My 10-year-old son recently asked me what a data scientist does. I’m a visual guy, and like to paint a picture, so I thought about how best to explain this. I liked an explanation I came across a while back at http://hadoop-karma.blogspot.com/2010/03/how-much-data-is-generated-on-internet.html, describing the relationship between data, information and knowledge. I would take it one step further, because that’s what we do here at Dataspora. We take data, and transform it into actionable intelligence.
A data scientist is someone who takes your data and transforms it into actionable intelligence. But how do you explain that to a 10 year old? Well it just so happens, this 10 year old is starting to play the clarinet, so music seemed to be a good choice to use as an example.
Let’s say the note this aspiring Benny Goodman squeaks out of his shiny new instrument is a piece of data. All alone, hanging in the air in my living room, echoing off the walls, it doesn’t mean a whole lot. It’s raw, unadultered data. Now how about if we do something with it to put it in context. I can play a chord on the piano, and have him play his (squeaky) note, and suddenly we can tell if he’s sharp or flat or in tune. We can measure how long the note is. His note is no longer alone, but has some context. We have some information. We know he was playing middle C. This is the equivalent of step 2. We turned data into information by giving it context.
Is that enough? Perhaps. If that’s all you want to know, sure. But you probably want more. My son has a pretty good ear, and can pick up a rhythm fairly quickly. If he were to play several notes in a particular rhythm, we could have a motif. Wow. That’s more useful than a single note. He’s now taken several notes, with varying durations, added some pauses and made something larger – a motif. In this analogy, the motif is equivalent to a bit of knowledge. More motifs = more knowledge. If I were a composer, I could combine various motifs to make a symphony (really important knowledge). The more skilled the composer (data scientist), the better the symphony (= better knowledge).

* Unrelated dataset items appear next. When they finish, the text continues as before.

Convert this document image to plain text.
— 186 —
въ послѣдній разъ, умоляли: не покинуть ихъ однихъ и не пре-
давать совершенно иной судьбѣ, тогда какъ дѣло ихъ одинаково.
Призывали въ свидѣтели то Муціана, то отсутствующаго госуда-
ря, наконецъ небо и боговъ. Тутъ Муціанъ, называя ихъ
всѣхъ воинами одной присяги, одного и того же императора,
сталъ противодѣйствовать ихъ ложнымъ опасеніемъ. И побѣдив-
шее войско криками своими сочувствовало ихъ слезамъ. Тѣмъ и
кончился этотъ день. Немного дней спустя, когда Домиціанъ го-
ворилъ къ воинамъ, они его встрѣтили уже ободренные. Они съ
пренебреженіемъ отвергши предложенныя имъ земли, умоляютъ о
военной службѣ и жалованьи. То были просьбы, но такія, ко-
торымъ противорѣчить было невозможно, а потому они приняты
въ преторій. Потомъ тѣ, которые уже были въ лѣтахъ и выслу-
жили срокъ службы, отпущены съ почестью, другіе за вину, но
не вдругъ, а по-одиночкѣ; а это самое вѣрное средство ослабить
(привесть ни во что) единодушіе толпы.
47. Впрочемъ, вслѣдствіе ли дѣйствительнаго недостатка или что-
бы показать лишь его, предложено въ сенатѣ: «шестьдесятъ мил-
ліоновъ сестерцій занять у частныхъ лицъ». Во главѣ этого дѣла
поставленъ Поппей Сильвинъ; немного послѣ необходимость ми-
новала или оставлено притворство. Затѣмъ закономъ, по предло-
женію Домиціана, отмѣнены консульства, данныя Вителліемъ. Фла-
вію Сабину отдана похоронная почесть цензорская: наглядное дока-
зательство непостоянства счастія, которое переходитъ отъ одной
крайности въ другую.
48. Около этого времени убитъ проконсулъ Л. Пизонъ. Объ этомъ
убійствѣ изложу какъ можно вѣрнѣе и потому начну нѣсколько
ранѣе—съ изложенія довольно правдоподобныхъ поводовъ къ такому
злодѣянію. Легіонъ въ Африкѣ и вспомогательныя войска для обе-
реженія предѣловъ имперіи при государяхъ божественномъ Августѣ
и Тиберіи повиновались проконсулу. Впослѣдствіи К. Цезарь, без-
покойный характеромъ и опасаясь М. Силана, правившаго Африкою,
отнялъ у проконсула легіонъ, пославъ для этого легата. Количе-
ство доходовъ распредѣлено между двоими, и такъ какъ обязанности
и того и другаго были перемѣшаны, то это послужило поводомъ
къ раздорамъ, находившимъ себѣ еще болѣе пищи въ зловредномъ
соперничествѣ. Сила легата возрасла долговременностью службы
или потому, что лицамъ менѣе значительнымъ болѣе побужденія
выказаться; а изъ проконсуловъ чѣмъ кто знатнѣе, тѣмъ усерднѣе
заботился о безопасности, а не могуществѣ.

This is great! But we’re still just at the knowledge state, and I want to do something useful. I have a score sitting in front of me that started from a 10 year-old boy blowing on his rented clarinet. What can I do with it? This is where things get interesting. If I were a conductor, I could choose how and when to present this new score. Do I give it to my 5th grade band to play, or pass it on to the Philharmonic? Maybe I change a few things, and prepare it for a string quartet. The choice of action is up to me. This is the final stage – ACTION.
So, some might say that a data scientist fiddles around with data, but I prefer to look at the larger picture. A data scientist transforms data into actionable intelligence, picking and choosing what’s useful and what’s not. It doesn’t really matter if you have the data if you can’t actually do something with it – even if your choice is to do nothing at all.